We play a variety of roles in our lives – boss, employee, friend, acquaintance, parent, child, partner — just to name a few. As we launch into 2017, many are trying to establish personal resolutions to improve ourselves in some or all of the roles we play. But there’s another role that each and every one of us plays that I’d like you to keep in mind as you set your 2017 goals — your role as a “Consumer.”
The School of Human Ecology, like other schools of human ecology in the U.S., has for most of its history had a focus, and major courses of study, in “Consumer Science”. This field explores various aspects of individual, family, and household decision-making and well-being. Our SoHE Centers focus on a broad variety of issues that pertain to individual, family, and community thriving. It’s important to reflect specifically on the way that “consumption” pertains to these issues, and put a spotlight on the work that is being done within our School and Centers in specific areas of Consumer Science.
Consumer Science connects with and complements the other focus areas and majors housed at SoHE. If we are to study ourselves and the broader human environment, we must also examine our behavior as consumers. On a micro level, it’s the clothes we buy, the food we eat. On a macro level, consumer behavior can remake the physical environment and impact vast economies.
This theme is particularly intriguing at this moment in time because of the increased awareness consumers have about the power of their purchases. Choosing to shop at a particular retailer or restaurant is now part of the larger discussion of our society and the direction it is headed in. At SoHE, and in our Centers of Excellence, our consumption is one of the many themes we investigate and innovate related to our human ecology.
Our Kohl’s Center for Retailing was created to promote retailing as a career and to create meaningful connections between students, industry, faculty, and staff who have a passion for the retail industry. National Retail Leaders collaborate with SoHE’s faculty and students to explore ways to continually innovate the retail experience, largely driven by consumer behavior and preferences.
Christine Whelan’s work and the MORE (Money, Relationships and Equality) Initiative focus on how we can use our purchasing decisions to maximize happiness. This includes researching the impact on personal well-being that comes from buying locally, donating time or money, and saving. Dr. Whelan’s work sheds light on the fact that gratification and a sense of happiness are connected to our consumption, and there are more holistic and mission-based implications to our purchases and expenditures than often assumed. Her work demands that we ask of ourselves: what is our purpose, what brings us satisfaction, and how shall we consume accordingly?
The Center for Financial Security (“CFS”) has been the national leader in conducting research and outreach on household financial security, investigating ways that families achieve financial security, and sharing empirically supported information to community groups and agencies trying to help families meet their goals. CFS investigations explore the effectiveness and impact of a variety of consumer financial products, as well as individuals’ and families’ agency in spending their earnings as needed and in their discretion. This critical CFS work has broad implications for protecting the consumer power of all individuals and families in our society, as well as understanding what motivates individuals and families in their consumption.

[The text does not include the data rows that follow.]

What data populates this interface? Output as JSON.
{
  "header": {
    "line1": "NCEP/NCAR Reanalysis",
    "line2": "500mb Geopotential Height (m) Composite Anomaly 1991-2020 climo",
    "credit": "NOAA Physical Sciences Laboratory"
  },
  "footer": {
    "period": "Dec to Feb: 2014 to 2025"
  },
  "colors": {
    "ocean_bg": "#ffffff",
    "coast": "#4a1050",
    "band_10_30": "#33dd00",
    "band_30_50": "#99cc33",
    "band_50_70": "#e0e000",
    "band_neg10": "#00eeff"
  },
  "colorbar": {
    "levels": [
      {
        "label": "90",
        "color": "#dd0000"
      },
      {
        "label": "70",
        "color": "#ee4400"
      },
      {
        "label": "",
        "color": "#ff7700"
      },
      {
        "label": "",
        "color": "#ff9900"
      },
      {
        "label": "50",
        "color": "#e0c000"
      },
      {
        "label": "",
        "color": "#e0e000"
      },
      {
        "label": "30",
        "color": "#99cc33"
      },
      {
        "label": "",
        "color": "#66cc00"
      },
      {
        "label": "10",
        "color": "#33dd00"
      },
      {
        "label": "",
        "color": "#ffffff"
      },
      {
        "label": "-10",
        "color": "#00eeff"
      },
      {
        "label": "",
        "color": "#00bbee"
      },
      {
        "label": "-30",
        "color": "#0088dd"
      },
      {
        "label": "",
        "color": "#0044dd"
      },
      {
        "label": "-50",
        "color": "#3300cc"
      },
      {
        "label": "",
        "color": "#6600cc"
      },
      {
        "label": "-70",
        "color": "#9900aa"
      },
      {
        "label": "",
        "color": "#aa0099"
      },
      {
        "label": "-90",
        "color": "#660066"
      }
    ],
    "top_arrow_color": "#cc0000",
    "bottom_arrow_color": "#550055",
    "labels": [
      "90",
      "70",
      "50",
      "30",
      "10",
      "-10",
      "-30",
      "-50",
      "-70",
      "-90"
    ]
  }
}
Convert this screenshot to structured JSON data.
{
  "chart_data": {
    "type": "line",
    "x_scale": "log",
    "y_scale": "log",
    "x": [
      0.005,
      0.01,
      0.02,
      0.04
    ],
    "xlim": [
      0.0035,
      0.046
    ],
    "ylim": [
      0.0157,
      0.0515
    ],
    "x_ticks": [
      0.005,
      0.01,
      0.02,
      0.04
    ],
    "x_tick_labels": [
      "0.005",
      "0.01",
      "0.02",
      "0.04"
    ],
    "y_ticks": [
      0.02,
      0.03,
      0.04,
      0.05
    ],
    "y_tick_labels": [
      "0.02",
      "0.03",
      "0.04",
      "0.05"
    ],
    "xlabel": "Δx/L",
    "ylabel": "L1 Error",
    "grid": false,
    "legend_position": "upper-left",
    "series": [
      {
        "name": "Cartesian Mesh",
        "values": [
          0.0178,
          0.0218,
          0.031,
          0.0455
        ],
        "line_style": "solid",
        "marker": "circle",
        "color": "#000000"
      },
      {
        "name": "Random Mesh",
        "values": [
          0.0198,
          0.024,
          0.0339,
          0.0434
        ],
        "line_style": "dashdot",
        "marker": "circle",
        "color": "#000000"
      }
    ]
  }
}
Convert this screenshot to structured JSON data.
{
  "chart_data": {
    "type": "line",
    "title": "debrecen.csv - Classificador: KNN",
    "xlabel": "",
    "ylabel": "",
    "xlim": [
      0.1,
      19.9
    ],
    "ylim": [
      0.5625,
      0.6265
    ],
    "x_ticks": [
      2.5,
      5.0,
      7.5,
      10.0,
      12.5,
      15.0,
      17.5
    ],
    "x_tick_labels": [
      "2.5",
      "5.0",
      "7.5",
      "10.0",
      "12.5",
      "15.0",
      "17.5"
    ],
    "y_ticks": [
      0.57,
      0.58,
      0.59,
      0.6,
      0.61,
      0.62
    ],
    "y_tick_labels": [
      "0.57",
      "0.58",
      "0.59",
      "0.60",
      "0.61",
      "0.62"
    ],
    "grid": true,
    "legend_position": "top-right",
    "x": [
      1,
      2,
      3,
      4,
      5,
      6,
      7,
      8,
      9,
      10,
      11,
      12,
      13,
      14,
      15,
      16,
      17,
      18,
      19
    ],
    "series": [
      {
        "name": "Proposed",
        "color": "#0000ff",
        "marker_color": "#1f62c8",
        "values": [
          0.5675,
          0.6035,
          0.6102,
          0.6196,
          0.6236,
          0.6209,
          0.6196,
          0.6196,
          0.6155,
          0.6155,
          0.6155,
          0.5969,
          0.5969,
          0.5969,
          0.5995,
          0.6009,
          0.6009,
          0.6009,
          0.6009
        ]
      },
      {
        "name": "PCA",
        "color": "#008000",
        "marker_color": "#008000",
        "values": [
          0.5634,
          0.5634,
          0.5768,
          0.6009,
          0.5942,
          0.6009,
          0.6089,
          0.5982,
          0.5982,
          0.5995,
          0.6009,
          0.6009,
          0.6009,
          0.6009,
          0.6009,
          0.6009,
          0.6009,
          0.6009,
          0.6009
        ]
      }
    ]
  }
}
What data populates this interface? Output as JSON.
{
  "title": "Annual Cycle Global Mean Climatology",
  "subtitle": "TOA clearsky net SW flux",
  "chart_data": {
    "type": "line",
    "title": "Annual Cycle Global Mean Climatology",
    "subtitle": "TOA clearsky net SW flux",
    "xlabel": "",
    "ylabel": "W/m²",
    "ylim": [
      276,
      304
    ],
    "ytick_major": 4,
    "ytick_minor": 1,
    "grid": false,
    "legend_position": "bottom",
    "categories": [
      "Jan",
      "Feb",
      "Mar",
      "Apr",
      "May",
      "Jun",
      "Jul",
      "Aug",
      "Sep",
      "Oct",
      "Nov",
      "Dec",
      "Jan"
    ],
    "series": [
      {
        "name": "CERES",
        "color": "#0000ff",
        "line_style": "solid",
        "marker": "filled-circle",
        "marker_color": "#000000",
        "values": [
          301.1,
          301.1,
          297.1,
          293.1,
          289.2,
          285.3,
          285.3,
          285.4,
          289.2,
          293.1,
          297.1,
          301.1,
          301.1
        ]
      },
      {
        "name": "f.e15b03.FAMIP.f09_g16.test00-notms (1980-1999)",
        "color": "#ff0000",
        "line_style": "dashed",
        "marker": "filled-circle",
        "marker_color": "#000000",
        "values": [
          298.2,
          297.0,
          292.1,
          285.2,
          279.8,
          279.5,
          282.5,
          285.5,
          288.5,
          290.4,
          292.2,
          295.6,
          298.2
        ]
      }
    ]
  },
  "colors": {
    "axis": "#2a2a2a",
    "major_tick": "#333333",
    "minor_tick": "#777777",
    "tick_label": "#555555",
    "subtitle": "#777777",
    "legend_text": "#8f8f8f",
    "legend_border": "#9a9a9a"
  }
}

Various collaborators in our Center for Community and Nonprofit Studies explore the way that a consumer society and systems impact daily life of entire communities and countries, and are deeply connected to workers’ experiences and human agency. Examining worker-led initiatives within certain industries, cooperative structures, community-based food systems, workers’ rights and grassroots entrepreneurship in “new economy” systems – all of these explorations help illustrate the codependency of the way products are sourced and made, employment experiences, and the impact on society of the end product. This work forces us to consider the entire cycle of consumption and its impact on our environment as well as the way that systematic production drives our consumption as humans. It also provides inspiration on the way that grassroots changes about the way that we consume our food or other products, make choices about our sources for consumable items, or leverage our agency as worker participants in various systems of productions can create significant shifts.
Entrepreneurship, opportunity for historically marginalized groups, and culturally competent services and products are also impacted by consumer habits and in turn, can help to forge better communities for all. This is work of Consumer Science but also resonates across our other focus areas of study.
Being a consumer is one of the most impactful roles we play on a day-to-day basis but is a role that often goes under-examined. Thanks to faculty and students throughout SoHE’s Centers of Excellence, we will continue to gain a greater understanding of our role as consumers and how we can use our power as consumers to improve ourselves, our families, our communities, and our world.